As she merged her energy with his, she realized how much more powerful she had become on her own—and how his touch elevated her magic far beyond anything she had known.
Although they stood stock-still, she felt as if she were running full tilt downhill, off-balance, trying to keep from falling headlong into the darkness.
Eerie light glowed around the perimeter of the tunnel as the netherworld portal wavered into existence. From somewhere beyond Dru’s range of hearing, a terrifying, hellish howl came screeching through her bones.
The air in front of her ri
ppled. Hot energy crackled across her skin, clinging to the sparkling sequins in her dress until they prickled her like scorching hot pinpoints. Unearthly light surrounded her.
In the brilliant glow, she could see the oncoming wall of black scourge filling the tunnel, rushing at her like a runaway train.
A hundred yards away. Sixty yards. Forty.
Its oily mass reflected the light of Dru’s magic. She could just make out a human figure within the roiling wave, arms reaching for her, mouth open wide in a wordless shout of rage.
Titus. Or more precisely, the inhuman creature he had become.
She remembered the haunted look he had given her all those years ago, shyly peeking out from under his dark hood. The longing in his eyes when he walked into her shop and gave her the crystalline rose. The cold look of inhuman fury that twisted his features on the shore of the underground lake.
She finally understood that no matter how much she had wanted to save him, she never had a chance. Because deep down, he had never wanted to be saved. Despite his insistence that he had never lied to her, he had still hidden the truth from her until it was too late.

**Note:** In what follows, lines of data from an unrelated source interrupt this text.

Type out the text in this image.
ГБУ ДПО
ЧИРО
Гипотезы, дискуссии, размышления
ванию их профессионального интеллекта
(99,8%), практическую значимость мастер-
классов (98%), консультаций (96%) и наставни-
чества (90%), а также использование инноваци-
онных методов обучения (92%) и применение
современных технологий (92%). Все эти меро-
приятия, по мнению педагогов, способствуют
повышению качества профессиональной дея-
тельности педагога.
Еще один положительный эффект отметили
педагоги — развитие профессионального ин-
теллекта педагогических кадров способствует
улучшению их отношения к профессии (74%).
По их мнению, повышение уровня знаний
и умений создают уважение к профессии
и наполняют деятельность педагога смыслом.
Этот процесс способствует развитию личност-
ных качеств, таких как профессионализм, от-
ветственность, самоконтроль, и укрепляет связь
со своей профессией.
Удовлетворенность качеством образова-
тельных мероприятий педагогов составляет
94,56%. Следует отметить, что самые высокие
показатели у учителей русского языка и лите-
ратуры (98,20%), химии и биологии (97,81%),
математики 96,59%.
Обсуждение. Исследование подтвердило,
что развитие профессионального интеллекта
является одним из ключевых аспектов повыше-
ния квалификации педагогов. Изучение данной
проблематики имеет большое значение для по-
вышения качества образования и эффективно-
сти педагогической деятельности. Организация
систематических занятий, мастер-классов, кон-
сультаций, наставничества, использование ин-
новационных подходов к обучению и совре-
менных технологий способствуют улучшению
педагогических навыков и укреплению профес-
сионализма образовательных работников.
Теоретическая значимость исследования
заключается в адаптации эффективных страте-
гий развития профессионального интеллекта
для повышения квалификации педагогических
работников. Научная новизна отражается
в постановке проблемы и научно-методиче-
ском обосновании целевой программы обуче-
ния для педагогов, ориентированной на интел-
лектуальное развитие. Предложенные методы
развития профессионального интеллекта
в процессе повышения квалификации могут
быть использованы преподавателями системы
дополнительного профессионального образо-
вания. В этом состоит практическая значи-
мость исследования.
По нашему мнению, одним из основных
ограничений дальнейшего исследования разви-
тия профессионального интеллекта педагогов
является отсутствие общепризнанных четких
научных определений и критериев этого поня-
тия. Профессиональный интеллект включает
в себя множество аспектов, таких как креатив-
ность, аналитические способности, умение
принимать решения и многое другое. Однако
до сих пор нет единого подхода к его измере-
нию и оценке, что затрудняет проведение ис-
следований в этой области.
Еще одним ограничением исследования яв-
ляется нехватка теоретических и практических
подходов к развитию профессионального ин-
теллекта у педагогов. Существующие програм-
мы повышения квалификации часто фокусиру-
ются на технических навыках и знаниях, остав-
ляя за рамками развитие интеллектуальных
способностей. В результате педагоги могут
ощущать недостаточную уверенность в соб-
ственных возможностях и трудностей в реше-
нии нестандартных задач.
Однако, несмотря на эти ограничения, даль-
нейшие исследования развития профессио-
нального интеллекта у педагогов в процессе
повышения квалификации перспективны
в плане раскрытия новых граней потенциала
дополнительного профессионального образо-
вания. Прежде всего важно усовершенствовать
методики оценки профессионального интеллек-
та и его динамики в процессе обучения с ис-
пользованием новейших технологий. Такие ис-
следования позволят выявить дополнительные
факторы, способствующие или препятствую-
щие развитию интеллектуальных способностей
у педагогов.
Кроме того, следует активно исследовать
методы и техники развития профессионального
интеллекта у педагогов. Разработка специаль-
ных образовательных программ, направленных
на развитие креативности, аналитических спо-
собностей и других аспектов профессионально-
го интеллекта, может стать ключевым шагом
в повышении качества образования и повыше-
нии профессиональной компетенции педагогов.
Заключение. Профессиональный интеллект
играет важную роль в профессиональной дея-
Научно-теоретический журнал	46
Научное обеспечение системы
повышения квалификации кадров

Whoever Titus had once been, whatever potential he once had to do good, was all gone now. Everything inside him had long ago been consumed by his madness and his thirst for power. The Titus she thought she knew was dead long before she set foot inside this mountain.
Titus came hurtling toward her, a shadowy figure riding a wave of black oil. His fingers clawed at her.
He had taken Rane from her. Tried to take away Greyson. And now he was trying to bring about the end of the world.
She wouldn’t let that happen.
She channeled her despair and fury into the vivianite until it burned so brightly green that all sense of color lost meaning. It became a supernova in her hand.
A strong arm wrapped across her back, bracing her. Greyson. His strength was a primal force that filled her with a resolve that couldn’t be broken. Not by Titus, not by the scourge, not by anything. Together, they stood their ground.